La forte fécondité est le résultat de multiples pesanteurs sociales : réflexes pronatalistes, religion, mariage précoce et pauvreté. Une étude de EDS de 1998 a même montré que le désir de fécondité était supérieur à la fécondité observée. Le Niger est donné imbattable en classe de mortalité, surtout depuis la dégradation des services de santé dans les années 1990 mais figure parmi les derniers pour la scolarisation et l'alphabétisation. Triste record qui va en s'aggravant. Selon le PNUD, le Niger a possédé pendant plusieurs années le plus faible indicateur de développement humain, indice composite qui comprend trois éléments : la durée de vie mesurée d'après l'espérance de vie à la naissance, le niveau d'instruction et le niveau de vie. Une forte mortalité maternelle (7 %) et infantile (132 ‰) révèle les carences de la couverture sanitaire et l'absence de produits pharmaceutiques. Les populations peuvent se diviser en sédentaires-cultivateurs et nomades-éleveurs, distinction qui correspond aussi à des appartenances ethniques.
Mais l'on pourra constater des interférences entre les activités pratiquées : tout cultivateur ayant un petit élevage, et certaines familles de tradition nomade cultivant un champ en zone de culture sous pluie ou pratiquant le maraîchage irrigué depuis des générations comme cela est courant dans les vallées de l'Aïr.

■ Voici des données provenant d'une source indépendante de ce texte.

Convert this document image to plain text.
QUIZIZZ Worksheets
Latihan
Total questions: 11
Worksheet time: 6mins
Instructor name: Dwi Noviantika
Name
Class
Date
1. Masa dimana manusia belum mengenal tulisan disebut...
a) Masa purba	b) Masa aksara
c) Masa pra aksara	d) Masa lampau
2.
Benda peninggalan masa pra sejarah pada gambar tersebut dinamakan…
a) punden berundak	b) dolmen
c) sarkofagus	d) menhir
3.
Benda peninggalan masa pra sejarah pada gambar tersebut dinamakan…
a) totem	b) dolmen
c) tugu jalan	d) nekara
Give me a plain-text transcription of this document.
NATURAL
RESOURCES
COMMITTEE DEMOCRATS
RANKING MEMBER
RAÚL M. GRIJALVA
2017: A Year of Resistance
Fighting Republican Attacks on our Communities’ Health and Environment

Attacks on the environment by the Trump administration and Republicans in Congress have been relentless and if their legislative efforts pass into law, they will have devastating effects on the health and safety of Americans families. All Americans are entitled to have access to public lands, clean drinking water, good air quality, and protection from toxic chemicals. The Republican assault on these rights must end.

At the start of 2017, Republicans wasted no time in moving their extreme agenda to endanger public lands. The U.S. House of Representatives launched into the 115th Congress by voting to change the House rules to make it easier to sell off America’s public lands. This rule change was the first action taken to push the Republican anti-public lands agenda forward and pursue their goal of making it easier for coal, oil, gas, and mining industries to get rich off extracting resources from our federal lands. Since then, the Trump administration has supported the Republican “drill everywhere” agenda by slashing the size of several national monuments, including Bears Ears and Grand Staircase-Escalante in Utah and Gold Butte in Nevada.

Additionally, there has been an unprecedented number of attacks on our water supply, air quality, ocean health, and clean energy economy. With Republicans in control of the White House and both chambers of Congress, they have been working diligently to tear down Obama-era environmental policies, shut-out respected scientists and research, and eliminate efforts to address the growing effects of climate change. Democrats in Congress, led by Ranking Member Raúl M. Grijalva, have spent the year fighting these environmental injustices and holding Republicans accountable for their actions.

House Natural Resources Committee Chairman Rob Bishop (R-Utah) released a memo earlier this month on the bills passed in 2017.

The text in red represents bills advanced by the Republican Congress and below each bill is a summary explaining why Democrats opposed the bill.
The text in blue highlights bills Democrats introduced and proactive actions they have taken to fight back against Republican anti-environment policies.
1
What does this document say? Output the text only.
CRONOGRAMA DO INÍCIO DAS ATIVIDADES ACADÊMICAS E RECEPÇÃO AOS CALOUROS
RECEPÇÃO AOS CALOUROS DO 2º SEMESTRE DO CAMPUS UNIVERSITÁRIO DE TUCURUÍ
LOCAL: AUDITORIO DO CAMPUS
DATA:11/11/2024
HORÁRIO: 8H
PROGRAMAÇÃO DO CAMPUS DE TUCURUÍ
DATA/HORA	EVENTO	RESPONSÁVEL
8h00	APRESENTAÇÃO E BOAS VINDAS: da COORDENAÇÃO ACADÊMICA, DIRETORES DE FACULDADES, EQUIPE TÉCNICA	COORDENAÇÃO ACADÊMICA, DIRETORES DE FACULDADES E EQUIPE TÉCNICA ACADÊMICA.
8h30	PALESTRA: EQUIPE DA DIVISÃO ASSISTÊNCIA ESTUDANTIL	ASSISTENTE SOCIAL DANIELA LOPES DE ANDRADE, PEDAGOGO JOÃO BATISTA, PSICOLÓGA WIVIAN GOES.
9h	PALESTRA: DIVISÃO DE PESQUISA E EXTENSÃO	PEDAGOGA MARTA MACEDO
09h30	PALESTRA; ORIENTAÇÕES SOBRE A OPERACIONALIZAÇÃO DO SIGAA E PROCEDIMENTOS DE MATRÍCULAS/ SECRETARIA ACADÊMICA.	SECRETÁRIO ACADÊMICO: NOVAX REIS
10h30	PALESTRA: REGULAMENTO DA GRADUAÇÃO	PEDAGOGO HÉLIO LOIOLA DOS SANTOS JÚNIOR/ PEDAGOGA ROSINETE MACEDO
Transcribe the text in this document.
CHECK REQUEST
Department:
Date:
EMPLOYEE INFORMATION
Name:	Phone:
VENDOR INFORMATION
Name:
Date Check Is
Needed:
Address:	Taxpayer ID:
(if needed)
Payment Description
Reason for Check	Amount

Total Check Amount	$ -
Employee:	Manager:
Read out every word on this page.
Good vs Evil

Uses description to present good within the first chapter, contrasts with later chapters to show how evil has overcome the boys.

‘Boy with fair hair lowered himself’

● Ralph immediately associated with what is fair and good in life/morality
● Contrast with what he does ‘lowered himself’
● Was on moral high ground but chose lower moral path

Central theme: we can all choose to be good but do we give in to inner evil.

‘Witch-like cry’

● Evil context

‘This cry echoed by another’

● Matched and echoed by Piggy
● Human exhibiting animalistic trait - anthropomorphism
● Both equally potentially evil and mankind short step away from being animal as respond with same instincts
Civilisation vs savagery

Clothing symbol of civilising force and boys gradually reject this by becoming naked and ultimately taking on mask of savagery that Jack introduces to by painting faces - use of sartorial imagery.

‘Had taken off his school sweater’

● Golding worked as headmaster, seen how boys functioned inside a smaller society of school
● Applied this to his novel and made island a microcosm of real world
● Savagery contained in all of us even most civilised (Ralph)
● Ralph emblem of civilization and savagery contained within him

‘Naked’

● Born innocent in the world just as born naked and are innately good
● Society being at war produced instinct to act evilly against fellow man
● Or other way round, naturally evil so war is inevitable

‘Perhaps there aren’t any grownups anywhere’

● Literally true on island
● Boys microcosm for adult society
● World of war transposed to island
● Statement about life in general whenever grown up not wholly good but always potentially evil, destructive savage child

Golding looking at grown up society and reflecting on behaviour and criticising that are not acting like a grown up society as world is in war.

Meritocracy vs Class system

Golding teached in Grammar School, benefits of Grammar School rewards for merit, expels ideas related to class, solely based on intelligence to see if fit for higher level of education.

On convient que Peuls, Touareg, Toubou et Arabes sont nomades de par l'activité traditionnelle d'élevage transhumant qu'ils pratiquent, tandis que Haoussa, Zerma-Songhaï, Kanouri et Gourmantché sont sédentaires puisque cultivateurs. Avec le taux d'urbanisation grandissant, conséquence de l'exode rural dû aux difficultés économiques, quel est réellement le pourcentage de vrais nomades au Niger ? L'appartenance ethnique n'est pas toujours si apparente aux yeux de l'étranger. Par exemple, depuis des siècles, de nombreux métissages, dus aux migrations, font qu'il y a plus de Touareg de race noire que de race blanche aux origines berbères. Pourtant, ils se désignent tous comme Touareg par leur attachement profond au groupe tribal auquel ils appartiennent ; les liens qui les unissent sont nombreux : même langage, mêmes croyances, même culte, même histoire, même territoire désertique.
L'Etat nigérien et les individus eux-mêmes se définissent par leur appartenance à une ethnie. L'ethnie se limite à un groupe d'individus qui trace lui-même les frontières de son identité parce qu'il pense qu'il est différent des autres par sa langue, ses us et coutumes, qu'il croit être le seul à détenir.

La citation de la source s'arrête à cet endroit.